The 2nd Circuit's judgment also stands in stark contrast to that of the U.S. Court of Appeals for the 7th Circuit, which also reviewed the administration's actions on this front and reached a very different conclusion. "The Attorney General in this case used the sword of federal funding to conscript state and local authorities to aid in federal civil immigration enforcement," the 7th Circuit observed in Chicago v. Sessions (2018). "But the power of the purse rests with Congress, which authorized the federal funds at issue and did not impose any immigration enforcement conditions on the receipt of such funds….It falls to us, the judiciary, as the remaining branch of government, to act as a check on such usurpation of power."
A circuit split as glaring as that may well attract the attention of the Supreme Court. In the meantime, another sanctuary cities case is already knocking on the justices' courtroom door.

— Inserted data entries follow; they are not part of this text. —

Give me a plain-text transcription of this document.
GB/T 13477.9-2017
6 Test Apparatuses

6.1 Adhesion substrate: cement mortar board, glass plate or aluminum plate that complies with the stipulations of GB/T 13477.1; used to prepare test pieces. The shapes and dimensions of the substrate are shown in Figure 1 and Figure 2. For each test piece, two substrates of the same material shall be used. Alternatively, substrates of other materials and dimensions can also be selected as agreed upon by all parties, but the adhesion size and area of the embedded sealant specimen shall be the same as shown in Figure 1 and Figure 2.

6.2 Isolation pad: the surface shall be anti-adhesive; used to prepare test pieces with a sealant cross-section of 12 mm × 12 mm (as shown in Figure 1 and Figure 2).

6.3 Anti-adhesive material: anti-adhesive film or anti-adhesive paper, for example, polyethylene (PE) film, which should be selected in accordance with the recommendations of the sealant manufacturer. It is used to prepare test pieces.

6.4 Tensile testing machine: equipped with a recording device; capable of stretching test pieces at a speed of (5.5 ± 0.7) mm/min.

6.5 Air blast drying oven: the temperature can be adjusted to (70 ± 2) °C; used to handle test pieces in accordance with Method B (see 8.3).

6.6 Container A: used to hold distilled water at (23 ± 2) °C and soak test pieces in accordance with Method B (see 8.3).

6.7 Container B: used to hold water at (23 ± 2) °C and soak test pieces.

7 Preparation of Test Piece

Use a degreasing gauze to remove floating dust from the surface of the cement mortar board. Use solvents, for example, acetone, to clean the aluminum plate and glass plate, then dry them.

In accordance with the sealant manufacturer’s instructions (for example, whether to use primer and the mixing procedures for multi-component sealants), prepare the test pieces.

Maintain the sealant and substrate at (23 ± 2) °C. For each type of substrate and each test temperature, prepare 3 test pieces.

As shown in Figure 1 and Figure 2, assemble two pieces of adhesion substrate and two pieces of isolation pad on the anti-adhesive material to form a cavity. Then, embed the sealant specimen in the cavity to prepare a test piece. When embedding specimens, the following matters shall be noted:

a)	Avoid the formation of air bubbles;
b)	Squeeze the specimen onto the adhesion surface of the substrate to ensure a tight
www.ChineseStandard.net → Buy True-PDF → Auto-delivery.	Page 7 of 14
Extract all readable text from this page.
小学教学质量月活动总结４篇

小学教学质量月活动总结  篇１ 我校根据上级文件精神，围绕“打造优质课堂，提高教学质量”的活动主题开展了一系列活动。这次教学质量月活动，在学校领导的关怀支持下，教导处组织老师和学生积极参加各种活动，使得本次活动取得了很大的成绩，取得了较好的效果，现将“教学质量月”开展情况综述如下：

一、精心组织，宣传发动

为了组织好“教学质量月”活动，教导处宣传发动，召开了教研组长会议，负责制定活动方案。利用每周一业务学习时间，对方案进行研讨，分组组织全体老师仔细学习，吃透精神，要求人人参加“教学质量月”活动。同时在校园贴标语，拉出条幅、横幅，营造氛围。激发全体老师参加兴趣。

At issue in United States v. California is the Trump administration's 2018 lawsuit against the Golden State over the California Values Act of 2017. Among other things, that law prohibits state and local police from assisting federal immigration authorities in various ways, such as "detaining an individual on the basis of a [federal immigration] hold request"; "transfer[ring] an individual to immigration authorities unless authorized by a judicial warrant or judicial probable cause determination"; and "providing information" to federal immigration authorities "regarding a person's release date…or other information unless that information is available to the public, or is in response to a notification request from immigration authorities in accordance with" California law.
The administration thinks those state instructions to state officials illegally "undermine federal immigration enforcement," and in November it filed a petition asking the Supreme Court to take up the case. The administration should probably be more careful about what it wishes for. As I've previously written, "if the Supreme Court does agree to hear the case, the justices may well take the opposite view. Indeed, if the Court follows a precedent authored by the late Justice Antonin Scalia, the Trump administration is likely to lose."
That precedent is Printz v. United States (1997). At issue was a provision of the 1993 Brady Handgun Violence Prevention Act that required local police to help enforce federal gun control law. "The Federal Government may neither issue directives requiring the States to address particular problems," declared Justice Scalia's majority opinion, "nor command the States' officers, or those of their political subdivisions, to administer or enforce a federal regulatory program."
The same 10th Amendment principles that make it unconstitutional for the feds to commandeer the states into enforcing federal gun control regulations also make it unconstitutional for the feds to commandeer the states into enforcing federal immigration regulations.
Each of these sanctuary city cases raises important constitutional questions. Eventually, the Supreme Court will need to come to grips with one or more of them.